Brad S. Kahl, MD, a professor in the Department of Medicine, Oncology Division, at Washington University School of Medicine in St. Louis, discusses the potential for BTK inhibitors to shift the frontline treatment setting in mantle cell lymphoma (MCL).
The covalent BTK inhibitors zanubrutinib (Brukinsa) and acalabrutinib (Calquence) are currently approved by the FDA for the treatment of patients with MCL who have received at least 1 prior line of therapy. Ibrutinib (Imbruvica) was previously approved in the same setting; however, this indication was voluntarily withdrawn in the United States in April 2023. Although BTK inhibitors have become a staple in the treatment of patients with relapsed/refractory MCL, emerging data could help shift these agents to the frontline setting, according to Kahl.
Data from the phase 3 TRIANGLE trial (NCT02858258) could help facilitate this shift, Kahl says. Findings presented at the 2022 ASH Annual Meeting showed that the addition of ibrutinib to induction chemotherapy with autologous stem cell transplant (ASCT) or without transplant plus subsequent ibrutinib maintenance improved outcomes compared with chemotherapy followed by ASCT and observation in patients with MCL. Although mature data for the study have yet to read out, the National Comprehensive Cancer Network (NCCN) guidelines list the ibrutinib-based regimen as a preferred option in the frontline setting for younger patients with MCL, according to Kahl. He notes that insurance approval is needed to utilize this regimen since regulatory approval is still awaited.

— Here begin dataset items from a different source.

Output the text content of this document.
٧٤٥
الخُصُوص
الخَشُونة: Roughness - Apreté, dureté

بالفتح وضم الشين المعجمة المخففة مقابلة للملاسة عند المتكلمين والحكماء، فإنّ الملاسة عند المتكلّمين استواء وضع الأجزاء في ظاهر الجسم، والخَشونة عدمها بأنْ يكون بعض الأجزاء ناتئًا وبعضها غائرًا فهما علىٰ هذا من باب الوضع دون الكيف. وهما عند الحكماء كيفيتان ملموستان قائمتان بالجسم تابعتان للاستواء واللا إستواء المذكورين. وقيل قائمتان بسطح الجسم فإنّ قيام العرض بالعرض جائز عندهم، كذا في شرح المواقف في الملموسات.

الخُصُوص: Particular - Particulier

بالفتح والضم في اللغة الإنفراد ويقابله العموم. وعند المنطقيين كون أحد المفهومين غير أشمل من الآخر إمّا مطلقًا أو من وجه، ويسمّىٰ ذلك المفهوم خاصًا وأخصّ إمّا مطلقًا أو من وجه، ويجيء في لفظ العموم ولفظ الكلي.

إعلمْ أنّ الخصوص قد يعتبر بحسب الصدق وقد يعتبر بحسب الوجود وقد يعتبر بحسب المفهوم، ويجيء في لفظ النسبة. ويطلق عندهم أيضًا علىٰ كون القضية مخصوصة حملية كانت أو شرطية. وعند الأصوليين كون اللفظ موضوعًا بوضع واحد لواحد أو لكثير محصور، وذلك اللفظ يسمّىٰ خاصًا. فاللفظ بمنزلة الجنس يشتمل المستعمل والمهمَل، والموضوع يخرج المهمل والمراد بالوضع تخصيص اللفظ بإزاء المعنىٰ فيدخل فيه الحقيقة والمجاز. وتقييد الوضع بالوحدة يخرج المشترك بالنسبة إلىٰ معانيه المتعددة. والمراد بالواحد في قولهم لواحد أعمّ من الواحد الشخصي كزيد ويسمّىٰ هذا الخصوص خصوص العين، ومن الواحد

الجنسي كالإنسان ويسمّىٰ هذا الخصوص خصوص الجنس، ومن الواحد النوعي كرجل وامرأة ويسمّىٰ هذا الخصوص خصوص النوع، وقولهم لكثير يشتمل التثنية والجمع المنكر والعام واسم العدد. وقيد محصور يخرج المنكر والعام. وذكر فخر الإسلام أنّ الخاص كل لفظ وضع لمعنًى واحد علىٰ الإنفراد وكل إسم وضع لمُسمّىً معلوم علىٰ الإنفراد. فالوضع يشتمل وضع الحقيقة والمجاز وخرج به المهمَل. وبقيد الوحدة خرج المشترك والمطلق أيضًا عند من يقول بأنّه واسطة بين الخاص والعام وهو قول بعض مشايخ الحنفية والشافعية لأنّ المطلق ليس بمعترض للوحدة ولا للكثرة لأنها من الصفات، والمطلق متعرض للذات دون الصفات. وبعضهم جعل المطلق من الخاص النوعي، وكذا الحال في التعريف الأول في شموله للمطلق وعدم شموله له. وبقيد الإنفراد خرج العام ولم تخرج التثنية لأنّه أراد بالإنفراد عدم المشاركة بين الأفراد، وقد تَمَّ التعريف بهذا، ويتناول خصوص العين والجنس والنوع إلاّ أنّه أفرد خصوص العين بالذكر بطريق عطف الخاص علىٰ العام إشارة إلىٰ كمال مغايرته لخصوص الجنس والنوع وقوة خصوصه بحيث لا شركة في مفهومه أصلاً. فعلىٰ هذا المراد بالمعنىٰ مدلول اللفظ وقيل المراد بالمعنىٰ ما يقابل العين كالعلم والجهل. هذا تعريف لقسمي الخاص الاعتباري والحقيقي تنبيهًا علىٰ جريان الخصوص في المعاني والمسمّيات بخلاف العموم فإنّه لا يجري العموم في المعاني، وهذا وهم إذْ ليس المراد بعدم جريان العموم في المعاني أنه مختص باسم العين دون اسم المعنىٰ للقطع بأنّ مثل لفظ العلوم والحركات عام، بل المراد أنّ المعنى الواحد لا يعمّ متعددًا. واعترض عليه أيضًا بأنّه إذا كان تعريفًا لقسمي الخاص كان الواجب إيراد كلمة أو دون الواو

Kahl also adds that there is not a compendium listing in the NCCN guidelines for the use of this regimen in older patients with MCL, noting that the best strategy for these patients is to save the use of a BTK inhibitor for the second line.
In the coming years, Kahl expects BTK inhibitors to make the official shift to the frontline setting, with trials such as TRIANGLE and the phase 3 MANGROVE study (NCT04002297) potentially supporting the change. Pirtobrutinib (Jaypirca), which was approved by the FDA in January 2023 for the treatment of adult patients with relapsed/refractory MCL following at least 2 lines of systemic therapy, including a BTK inhibitor, could then potentially become an option in the second-line setting if covalent BTK inhibitors become a standard in the frontline, Kahl concludes.